Physical index of Dibutyltin dilaurate D-82

Chemical name: Dibutyltin dilaurate
Number: D-82
CAS NO：77-58-7
Molecular formula: C32H64O4Sn
Structural formula:–
Sn content: 18.5~19.5%
Density (25°C): 1.07±0.02g/ml
Boiling point: >204°C/12mm Hg
Refractive index: (20°C): 1.471
Physical properties standard: a light yellow liquid, low temperature into white crystals

At present, fire-resistant coatings for pre-stressed concrete floor slabs are developing in the direction of light weight and high fire and heat insulation. Since the inorganic material itself is incombustible, it has good fire resistance, high mechanical strength, oil resistance, water resistance, acid and alkali resistance, non-mold, non-toxic, and odorless, and has no adverse effects on reinforced concrete materials. This type of fireproof coating has been widely used. Following this principle, after a large number of screening tests, flame retardants and flame retardant additives are determined. Generally, composite inorganic flame retardants and aluminum-containing amide modified polyethylene wax formula inorganic refractory materials are used as flame retardant additives.

The structure of the selected composite inorganic flame retardants is Contains a lot of crystal water. This is of great significance to the fire resistance of prestressed concrete floor fire-resistant coatings; the selected inorganic fire-resistant and sun-burning materials are light-weight, high-strength, and have low thermal conductivity. The amount of flame retardants and sun-burning additives selected has an optimal value. If the flame retardant is used too much, its fire and heat insulation effect will be good, but the physical and chemical properties of the fire retardant coating will be affected; if the amount of flame retardant is too small, Its physical and chemical properties are good, but the fire and heat insulation effect of the coating is poor. The effect of the amount of flame retardant on the performance of this type of fireproof coating is shown in Table 23-32.

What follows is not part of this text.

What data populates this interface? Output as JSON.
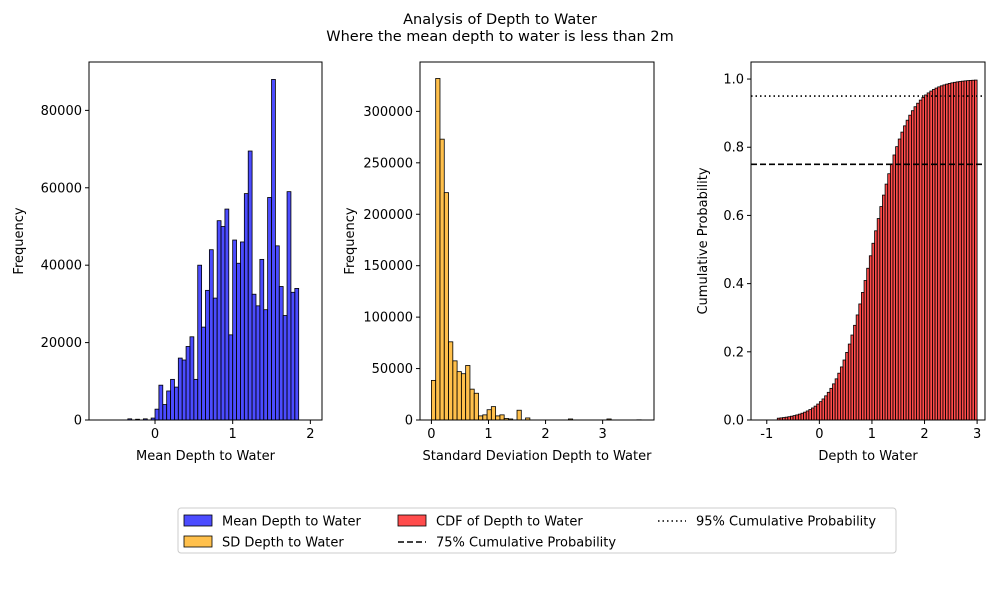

It can be seen from Table 23-32 that the amount of flame retardant additive is about 45%. At this time, the fire retardant coating not only has efficient fire and heat insulation properties, but also has excellent physical and chemical properties.

In addition, the choice of flame retardant additives must first consider its impact on the stability of the base material; secondly, consider the impact of particle size and shape on the performance of the fire retardant coating. According to this principle, flame retardant additives with a fineness of less than 320 mesh and a plasticizer function are generally selected. The addition of flame-retardant additives plays a role in softening the flame-retardant particles, improving the weather resistance and toughness of the fire-retardant coating, and at the same time greatly reducing the cost of the fire-retardant coating. Its dosage is generally about 10%. In the formula, it is also necessary to select inorganic materials that can absorb heat, expand, absorb heat, and lose heat at high temperatures as aggregates, use aluminum silicate fibers as reinforcing materials, and use appropriate chemical aids. Agent.